Leila Janah is the Founder and CEO of Samasource, a non-profit social business that gives digital work to impoverished people around the world.


Janah was born on October 9th, 1982 in Lewiston, New York, near Niagara Falls,[1] and grew up in San Pedro, Los Angeles, California. She attended the California Academy of Mathematics and Science. She won a college scholarship at 16, but convinced them to let her spend it teaching in Ghana,[2] and attended Harvard University, graduating in 2005 with a degree in African Development Studies.[3] While at Harvard, she consulted to and authored papers for the World Bank's Development Research Group and Ashoka on social and economic rights.
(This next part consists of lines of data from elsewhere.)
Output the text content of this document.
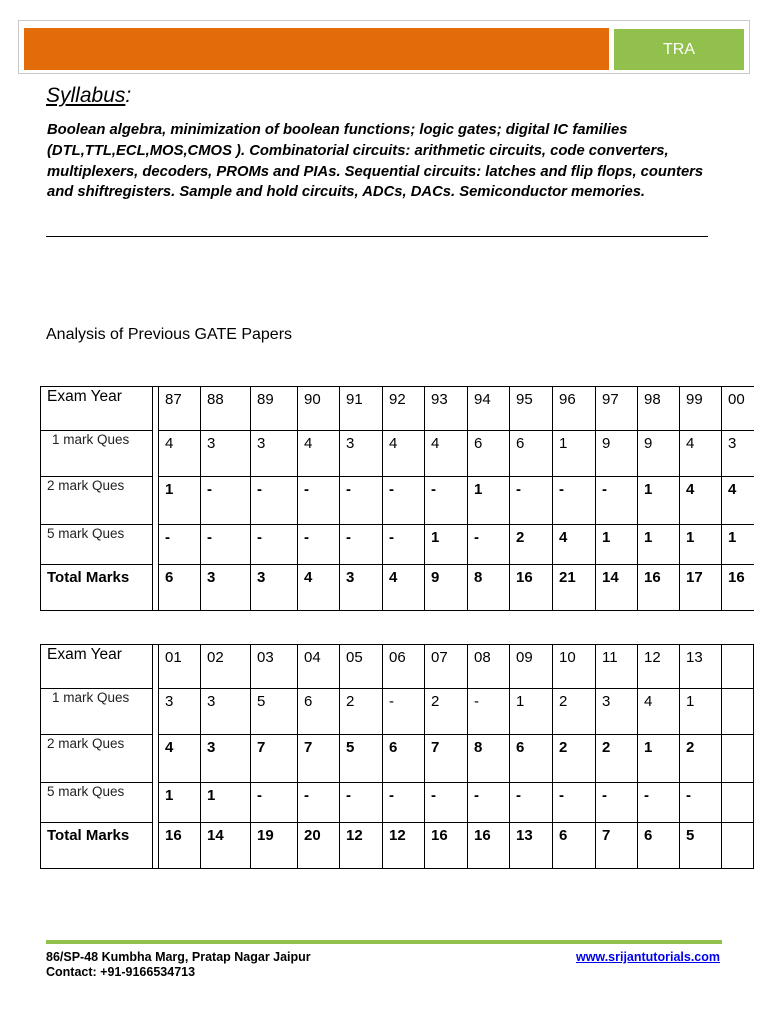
TRA
Syllabus:
Boolean algebra, minimization of boolean functions; logic gates; digital IC families (DTL,TTL,ECL,MOS,CMOS ). Combinatorial circuits: arithmetic circuits, code converters, multiplexers, decoders, PROMs and PIAs. Sequential circuits: latches and flip flops, counters and shiftregisters. Sample and hold circuits, ADCs, DACs. Semiconductor memories.
Analysis of Previous GATE Papers
Exam Year		87	88	89	90	91	92	93	94	95	96	97	98	99	00
1 mark Ques		4	3	3	4	3	4	4	6	6	1	9	9	4	3
2 mark Ques		1	-	-	-	-	-	-	1	-	-	-	1	4	4
5 mark Ques		-	-	-	-	-	-	1	-	2	4	1	1	1	1
Total Marks		6	3	3	4	3	4	9	8	16	21	14	16	17	16
Exam Year		01	02	03	04	05	06	07	08	09	10	11	12	13	
1 mark Ques		3	3	5	6	2	-	2	-	1	2	3	4	1	
2 mark Ques		4	3	7	7	5	6	7	8	6	2	2	1	2	
5 mark Ques		1	1	-	-	-	-	-	-	-	-	-	-	-	
Total Marks		16	14	19	20	12	12	16	16	13	6	7	6	5	
86/SP-48 Kumbha Marg, Pratap Nagar Jaipur
Contact: +91-9166534713
www.srijantutorials.com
Upon graduation, Janah worked as a management consultant with Katzenbach Partners .

Janah left the firm in 2007 to become a visiting scholar at Stanford University with the Program on Global Justice, founded by law professor Joshua Cohen. That year, she co-founded Incentives for Global Health with Thomas Pogge, Leitner Professor of Philosophy and International Affairs at Yale, and Aidan Hollis, a Professor of Economics at the University of Calgary, which established a blueprint for incentivizing the development of new drugs for neglected diseases.[4]

In 2008, she launched Samasource (then called Market for Change), an idea that was inspired by her experiences at the World Bank and in field work in Mozambique, Senegal, and Rwanda while she attended Harvard.
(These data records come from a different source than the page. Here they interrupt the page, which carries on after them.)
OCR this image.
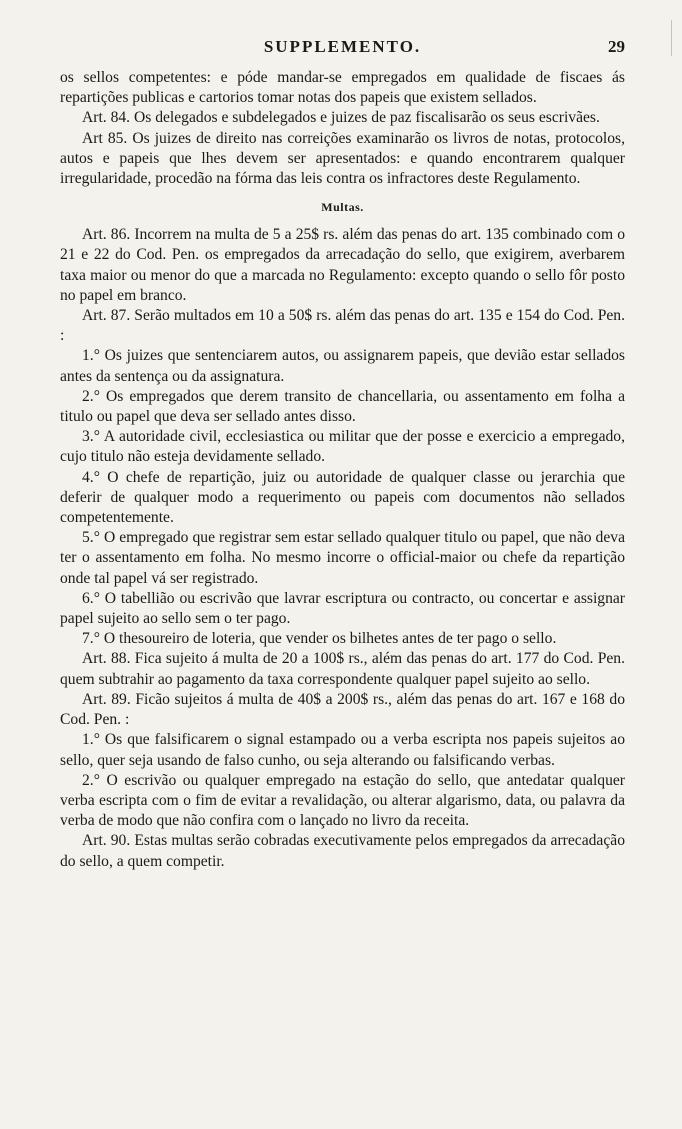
SUPPLEMENTO.	29

os sellos competentes: e póde mandar-se empregados em qualidade de fiscaes ás repartições publicas e cartorios tomar notas dos papeis que existem sellados.

Art. 84. Os delegados e subdelegados e juizes de paz fiscalisarão os seus escrivães.

Art 85. Os juizes de direito nas correições examinarão os livros de notas, protocolos, autos e papeis que lhes devem ser apresentados: e quando encontrarem qualquer irregularidade, procedão na fórma das leis contra os infractores deste Regulamento.

Multas.

Art. 86. Incorrem na multa de 5 a 25$ rs. além das penas do art. 135 combinado com o 21 e 22 do Cod. Pen. os empregados da arrecadação do sello, que exigirem, averbarem taxa maior ou menor do que a marcada no Regulamento: excepto quando o sello fôr posto no papel em branco.

Art. 87. Serão multados em 10 a 50$ rs. além das penas do art. 135 e 154 do Cod. Pen. :

1.° Os juizes que sentenciarem autos, ou assignarem papeis, que devião estar sellados antes da sentença ou da assignatura.

2.° Os empregados que derem transito de chancellaria, ou assentamento em folha a titulo ou papel que deva ser sellado antes disso.

3.° A autoridade civil, ecclesiastica ou militar que der posse e exercicio a empregado, cujo titulo não esteja devidamente sellado.

4.° O chefe de repartição, juiz ou autoridade de qualquer classe ou jerarchia que deferir de qualquer modo a requerimento ou papeis com documentos não sellados competentemente.

5.° O empregado que registrar sem estar sellado qualquer titulo ou papel, que não deva ter o assentamento em folha. No mesmo incorre o official-maior ou chefe da repartição onde tal papel vá ser registrado.

6.° O tabellião ou escrivão que lavrar escriptura ou contracto, ou concertar e assignar papel sujeito ao sello sem o ter pago.

7.° O thesoureiro de loteria, que vender os bilhetes antes de ter pago o sello.

Art. 88. Fica sujeito á multa de 20 a 100$ rs., além das penas do art. 177 do Cod. Pen. quem subtrahir ao pagamento da taxa correspondente qualquer papel sujeito ao sello.

Art. 89. Ficão sujeitos á multa de 40$ a 200$ rs., além das penas do art. 167 e 168 do Cod. Pen. :

1.° Os que falsificarem o signal estampado ou a verba escripta nos papeis sujeitos ao sello, quer seja usando de falso cunho, ou seja alterando ou falsificando verbas.

2.° O escrivão ou qualquer empregado na estação do sello, que antedatar qualquer verba escripta com o fim de evitar a revalidação, ou alterar algarismo, data, ou palavra da verba de modo que não confira com o lançado no livro da receita.

Art. 90. Estas multas serão cobradas executivamente pelos empregados da arrecadação do sello, a quem competir.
Janah got her first contract for SamaSource with a company called Benetech, a non-profit social enterprise that provides technology solutions.[5]

Awards and Honors[edit]

Janah was named one of the Most Influential Women in Technology by Fast Company in 2009.[6] In 2010, Janah received the Prix NetExplorateur[7] from the French Senate and a World Technology Award for Social Entrepreneurship for her work with Samasource.[8] In 2012, Janah was listed in a Datamation article, 10 Women in Tech Who Give Back for her work with Samasource.
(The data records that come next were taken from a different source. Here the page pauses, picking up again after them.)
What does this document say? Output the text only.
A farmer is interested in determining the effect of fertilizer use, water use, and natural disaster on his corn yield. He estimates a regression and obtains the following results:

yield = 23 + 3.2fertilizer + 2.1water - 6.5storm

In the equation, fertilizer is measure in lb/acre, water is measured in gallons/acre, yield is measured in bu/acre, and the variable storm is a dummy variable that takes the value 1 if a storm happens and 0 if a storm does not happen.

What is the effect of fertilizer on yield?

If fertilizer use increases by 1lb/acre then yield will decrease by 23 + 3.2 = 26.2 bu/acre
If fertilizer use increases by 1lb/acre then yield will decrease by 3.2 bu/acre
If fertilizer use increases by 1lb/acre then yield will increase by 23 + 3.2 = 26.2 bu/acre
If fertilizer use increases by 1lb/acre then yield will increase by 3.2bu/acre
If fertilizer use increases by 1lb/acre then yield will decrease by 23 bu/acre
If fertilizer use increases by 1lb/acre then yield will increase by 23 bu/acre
Janah serves on the board of TechSoup Global and as an advisor to SpreeTales,[9] a technology startup. She is a former Visiting Scholar at the Stanford University Program on Global Justice[10] and Australian National University’s Center for Applied Philosophy and Public Ethics.

She is a recipient of the Rainer Arnhold and TEDIndia Fellowships, and serves on the San Francisco board of the Social Enterprise Institute.[2]

Public Speaking[edit]

Janah is a frequent speaker and panelist at technology and social innovation conferences including the 2010 Web 2.0 Summit, Clinton Global Initiative conference, TechCrunch Disrupt, and Tech4Africa.[11][12][13][14] Janah has advocated for alleviating poverty by empowering the world's poor as producers of goods and services in the global economy, saying that "the greatest natural resource in the world that has been overlooked is the brainpower at the bottom of the pyramid."[15] Her work has been profiled by The New York Times,[16] The Wall Street Journal,[17] and The New Scientist, as well as CBS, CNN, PBS, BBC, and NPR.